The Macro: Jira Is the Software Everyone Uses and Nobody Loves
I have never met an engineer who enjoys using Jira. I have met thousands who use it daily. That gap between adoption and satisfaction is one of the largest in enterprise software. Atlassian turned Jira into a $60 billion company not because the product is beloved but because the switching costs are terrifying and the alternatives have historically been worse in different ways.
Linear changed the conversation. It proved that ticket management could be fast, opinionated, and pleasant to use. Linear is what Jira would be if you deleted 80% of the features and made the remaining 20% beautiful. Shortcut (formerly Clubhouse) took a similar approach. Height added AI features early. Plane went open-source. The project management space has more competitors than ever, and most of them are iterating on the same fundamental model: humans create tickets, humans update tickets, humans close tickets.
The problem with that model is that it requires discipline, and engineers are not disciplined about ticket management because ticket management is not their job. Their job is writing code. Tickets are overhead. The result is predictable: boards full of stale tickets, half the actual work happening in Slack threads that never become tickets, decisions made in meetings that nobody logs anywhere, and a project manager spending hours every week manually updating statuses that are already out of date.
What if tickets just happened automatically?
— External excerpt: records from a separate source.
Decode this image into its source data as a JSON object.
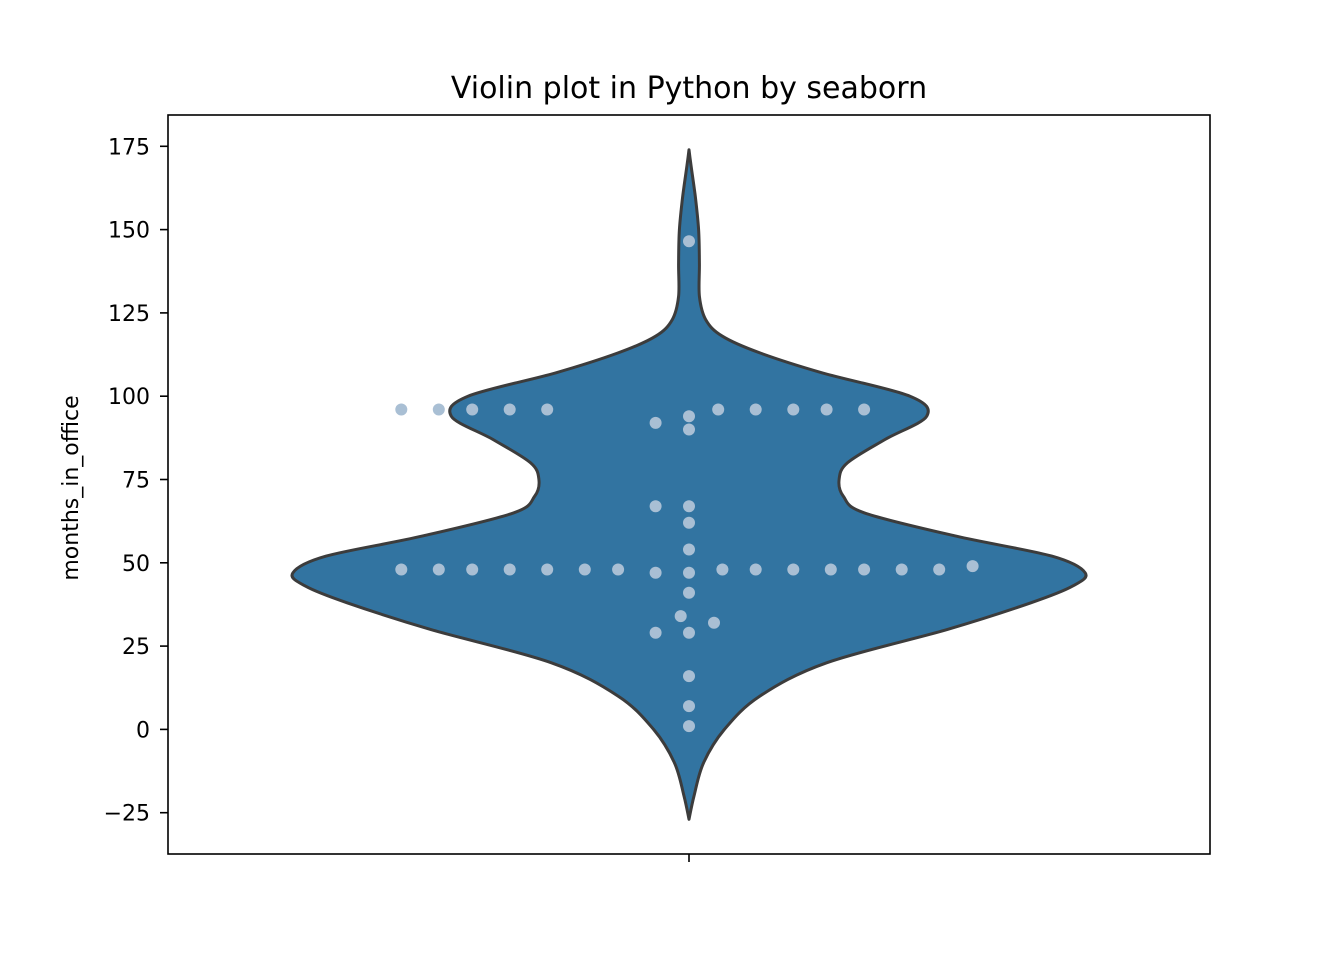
{
  "chart_data": {
    "type": "violin",
    "title": "Violin plot in Python by seaborn",
    "xlabel": "",
    "ylabel": "months_in_office",
    "ylim": [
      -37.4,
      184.4
    ],
    "yticks": [
      -25,
      0,
      25,
      50,
      75,
      100,
      125,
      150,
      175
    ],
    "ytick_labels": [
      "−25",
      "0",
      "25",
      "50",
      "75",
      "100",
      "125",
      "150",
      "175"
    ],
    "violin_color": "#3274a1",
    "violin_edge_color": "#3c3c3c",
    "point_color": "#a9bfd4",
    "density_profile": [
      {
        "y": -27,
        "halfwidth": 0.0
      },
      {
        "y": -20,
        "halfwidth": 0.012
      },
      {
        "y": -10,
        "halfwidth": 0.035
      },
      {
        "y": 0,
        "halfwidth": 0.085
      },
      {
        "y": 10,
        "halfwidth": 0.17
      },
      {
        "y": 20,
        "halfwidth": 0.33
      },
      {
        "y": 30,
        "halfwidth": 0.62
      },
      {
        "y": 38,
        "halfwidth": 0.82
      },
      {
        "y": 43,
        "halfwidth": 0.92
      },
      {
        "y": 47,
        "halfwidth": 0.95
      },
      {
        "y": 52,
        "halfwidth": 0.87
      },
      {
        "y": 58,
        "halfwidth": 0.64
      },
      {
        "y": 65,
        "halfwidth": 0.42
      },
      {
        "y": 70,
        "halfwidth": 0.37
      },
      {
        "y": 75,
        "halfwidth": 0.36
      },
      {
        "y": 80,
        "halfwidth": 0.38
      },
      {
        "y": 87,
        "halfwidth": 0.47
      },
      {
        "y": 94,
        "halfwidth": 0.57
      },
      {
        "y": 100,
        "halfwidth": 0.53
      },
      {
        "y": 107,
        "halfwidth": 0.32
      },
      {
        "y": 113,
        "halfwidth": 0.17
      },
      {
        "y": 118,
        "halfwidth": 0.08
      },
      {
        "y": 123,
        "halfwidth": 0.04
      },
      {
        "y": 130,
        "halfwidth": 0.025
      },
      {
        "y": 140,
        "halfwidth": 0.025
      },
      {
        "y": 150,
        "halfwidth": 0.023
      },
      {
        "y": 160,
        "halfwidth": 0.015
      },
      {
        "y": 170,
        "halfwidth": 0.004
      },
      {
        "y": 174,
        "halfwidth": 0.0
      }
    ],
    "points": [
      {
        "x": 0.0,
        "y": 146.5
      },
      {
        "x": -0.69,
        "y": 96
      },
      {
        "x": -0.6,
        "y": 96
      },
      {
        "x": -0.52,
        "y": 96
      },
      {
        "x": -0.43,
        "y": 96
      },
      {
        "x": -0.34,
        "y": 96
      },
      {
        "x": 0.07,
        "y": 96
      },
      {
        "x": 0.16,
        "y": 96
      },
      {
        "x": 0.25,
        "y": 96
      },
      {
        "x": 0.33,
        "y": 96
      },
      {
        "x": 0.42,
        "y": 96
      },
      {
        "x": 0.0,
        "y": 94
      },
      {
        "x": -0.08,
        "y": 92
      },
      {
        "x": 0.0,
        "y": 90
      },
      {
        "x": -0.08,
        "y": 67
      },
      {
        "x": 0.0,
        "y": 67
      },
      {
        "x": 0.0,
        "y": 62
      },
      {
        "x": 0.0,
        "y": 54
      },
      {
        "x": -0.69,
        "y": 48
      },
      {
        "x": -0.6,
        "y": 48
      },
      {
        "x": -0.52,
        "y": 48
      },
      {
        "x": -0.43,
        "y": 48
      },
      {
        "x": -0.34,
        "y": 48
      },
      {
        "x": -0.25,
        "y": 48
      },
      {
        "x": -0.17,
        "y": 48
      },
      {
        "x": -0.08,
        "y": 47
      },
      {
        "x": 0.0,
        "y": 47
      },
      {
        "x": 0.08,
        "y": 48
      },
      {
        "x": 0.16,
        "y": 48
      },
      {
        "x": 0.25,
        "y": 48
      },
      {
        "x": 0.34,
        "y": 48
      },
      {
        "x": 0.42,
        "y": 48
      },
      {
        "x": 0.51,
        "y": 48
      },
      {
        "x": 0.6,
        "y": 48
      },
      {
        "x": 0.68,
        "y": 49
      },
      {
        "x": 0.0,
        "y": 41
      },
      {
        "x": -0.02,
        "y": 34
      },
      {
        "x": 0.06,
        "y": 32
      },
      {
        "x": -0.08,
        "y": 29
      },
      {
        "x": 0.0,
        "y": 29
      },
      {
        "x": 0.0,
        "y": 16
      },
      {
        "x": 0.0,
        "y": 7
      },
      {
        "x": 0.0,
        "y": 1
      }
    ]
  }
}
What if the conversation in Slack about a bug became a ticket without anyone creating it? What if the meeting where someone said “we need to refactor the auth service” became a ticket with an assignee and a priority? What if tickets moved to “done” when the PR merged, without anyone dragging a card? That is the AI-native version of ticket management, and it is a genuinely different product from everything else on the market.
The Micro: Founding Engineers Who Lived the Pain
Adhit Sankaran is the co-founder and CEO. He was a Founding Engineer and GenAI Engineering Lead at a YC S23 company, interned twice at a large tech company, and has a Master’s in Computer Science from Cornell with a focus on generative AI research. William Barthell is the co-founder and CTO. He was Employee number one at a crypto startup where he designed algorithmic trading mechanisms and helped secure over $3 million in seed funding. He has a Bachelor’s in CS from UW-Madison. Both are technical founders who have been the first engineers at startups before, which means they understand the operational pain of ticket management from the inside.
Janet AI (Y Combinator Summer 2025) is an AI-native ticket management system that integrates with Slack, Discord, SMS, email, and meetings to automatically create and organize work items. The core product does several things that existing tools do not. It listens to your communication channels and creates tickets when it detects actionable work. It auto-tags, detects duplicates, and suggests assignees. When a PR merges on GitHub that resolves an issue, the ticket updates itself. You can communicate with the person who reported a bug directly through the platform without switching to Slack or email.
The pricing model is interesting: usage-based with no monthly subscription. The free tier includes $100 in credits, unlimited tickets, unlimited users, and unlimited projects. This is a bet that the product is sticky enough that teams will naturally consume credits as they scale. It also removes the per-seat pricing friction that makes tools like Jira and Linear expensive for large teams.
The product also works with coding agents like Cursor and Claude Code, which is forward-looking in a way that matters. As more code gets written by AI, the connection between “what was decided” and “what was built” needs to be automated. If your coding agent resolves an issue, Janet should know about it and update the ticket. That feedback loop is where ticket management intersects with the broader AI-assisted development workflow.
The AI chat assist feature is available on the dashboard, in Slack, and via SMS. This means a product manager can ask “what is the status of the auth refactor?” and get an answer without opening the project board. That is a small thing that saves a surprising amount of time.
The Verdict
Janet AI is making a big bet: that the entire paradigm of manual ticket creation and management is going away. I think they are right, but the timing question is tricky. Linear proved that a better Jira can win market share. Janet is arguing that a different kind of product, one where tickets are a byproduct of work rather than a prerequisite for it, is the next step.
The biggest risk is the cold start problem. Janet works best when it is connected to all your communication channels, your GitHub repos, and your meeting tools. Getting a team to connect all of those integrations requires trust, and trust with a new startup is hard to earn. Linear won early adopters by being fast and beautiful. Janet needs to win early adopters by being invisible and accurate. If the auto-created tickets are wrong or noisy, teams will turn off the integration in a week.
Thirty days, I want to see the false positive rate on auto-created tickets. If every Slack conversation about lunch generates a ticket, the product is dead. If the signal-to-noise ratio is above 80%, teams will adopt fast. Sixty days, the question is whether product managers or engineers drive adoption. Engineers want fewer tickets. Product managers want more visibility. Janet needs to satisfy both. Ninety days, I want to know if teams are actually deleting their Linear or Jira accounts, or if Janet is running alongside them as a secondary system. Replacing Jira is a fifteen-year problem. But every year, the case for the replacement gets stronger, and Janet is the most compelling version of that replacement I have seen.